The results were published in Scientific American. and led to a predictable debate in the letters pages between advocates and critics. The investigators continued their work. Abrams offered to "cooperate" with the investigators, but always failed to do so on various pretexts. Abrams never actually participated in the investigation, and in ERA publications asserted he was a victim of unjust persecution.

Debunking

An AMA member sent a blood sample to an Abrams practitioner, and got back a diagnosis that the patient had malaria, diabetes, cancer and syphilis. The blood sample was in fact from a Plymouth Rock rooster.

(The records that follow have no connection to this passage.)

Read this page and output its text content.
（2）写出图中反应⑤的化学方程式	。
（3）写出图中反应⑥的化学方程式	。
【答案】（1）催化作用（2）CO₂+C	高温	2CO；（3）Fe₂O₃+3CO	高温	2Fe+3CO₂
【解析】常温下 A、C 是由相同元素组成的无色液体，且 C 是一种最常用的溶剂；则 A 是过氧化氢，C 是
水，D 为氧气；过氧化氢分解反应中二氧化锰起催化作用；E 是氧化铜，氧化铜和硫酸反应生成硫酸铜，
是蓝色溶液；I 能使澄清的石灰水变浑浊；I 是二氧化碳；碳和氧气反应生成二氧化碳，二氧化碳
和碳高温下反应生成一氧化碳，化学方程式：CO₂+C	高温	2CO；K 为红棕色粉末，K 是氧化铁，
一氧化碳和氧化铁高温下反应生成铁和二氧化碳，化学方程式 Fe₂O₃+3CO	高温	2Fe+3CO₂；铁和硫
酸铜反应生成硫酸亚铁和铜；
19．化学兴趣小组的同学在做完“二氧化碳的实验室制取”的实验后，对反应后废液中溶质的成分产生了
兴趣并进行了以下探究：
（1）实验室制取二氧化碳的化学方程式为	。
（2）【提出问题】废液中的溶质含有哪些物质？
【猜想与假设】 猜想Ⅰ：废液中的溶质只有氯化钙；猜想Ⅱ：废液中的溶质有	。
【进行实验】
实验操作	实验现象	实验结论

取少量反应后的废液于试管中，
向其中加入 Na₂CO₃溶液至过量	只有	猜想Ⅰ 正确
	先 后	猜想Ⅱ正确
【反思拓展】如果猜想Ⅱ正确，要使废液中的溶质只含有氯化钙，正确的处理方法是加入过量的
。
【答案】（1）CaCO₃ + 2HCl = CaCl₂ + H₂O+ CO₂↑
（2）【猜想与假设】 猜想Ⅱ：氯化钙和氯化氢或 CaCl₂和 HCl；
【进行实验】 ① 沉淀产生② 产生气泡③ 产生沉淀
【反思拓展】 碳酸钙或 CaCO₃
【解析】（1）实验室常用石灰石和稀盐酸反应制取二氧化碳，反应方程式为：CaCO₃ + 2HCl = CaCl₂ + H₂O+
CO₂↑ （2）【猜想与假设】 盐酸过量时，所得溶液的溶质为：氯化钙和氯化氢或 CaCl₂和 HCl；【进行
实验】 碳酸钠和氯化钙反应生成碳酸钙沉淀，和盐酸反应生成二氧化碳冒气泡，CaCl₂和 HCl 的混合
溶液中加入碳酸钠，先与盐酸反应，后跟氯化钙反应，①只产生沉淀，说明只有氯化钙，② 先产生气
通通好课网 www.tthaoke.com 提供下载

Similar samples were sent to other Abrams practitioners, and a few found themselves facing fraud charges in court. In a case in Jonesboro, Arkansas, Abrams was called to be a witness, but he died of pneumonia at age 60 shortly before the trial began in January 1924. After his death, investigators with the Food and Drug Administration opened some of the doctor's boxes. One produced a magnetic field, similar to a doorbell; another was a low-powered radio wave transmitter.
Psychologist Donovan Rawcliffe noted that Abrams' devices had no scientific validity but his successors had "founded a good many special clinics in the United States and their number has by no means diminished in the ensuing years."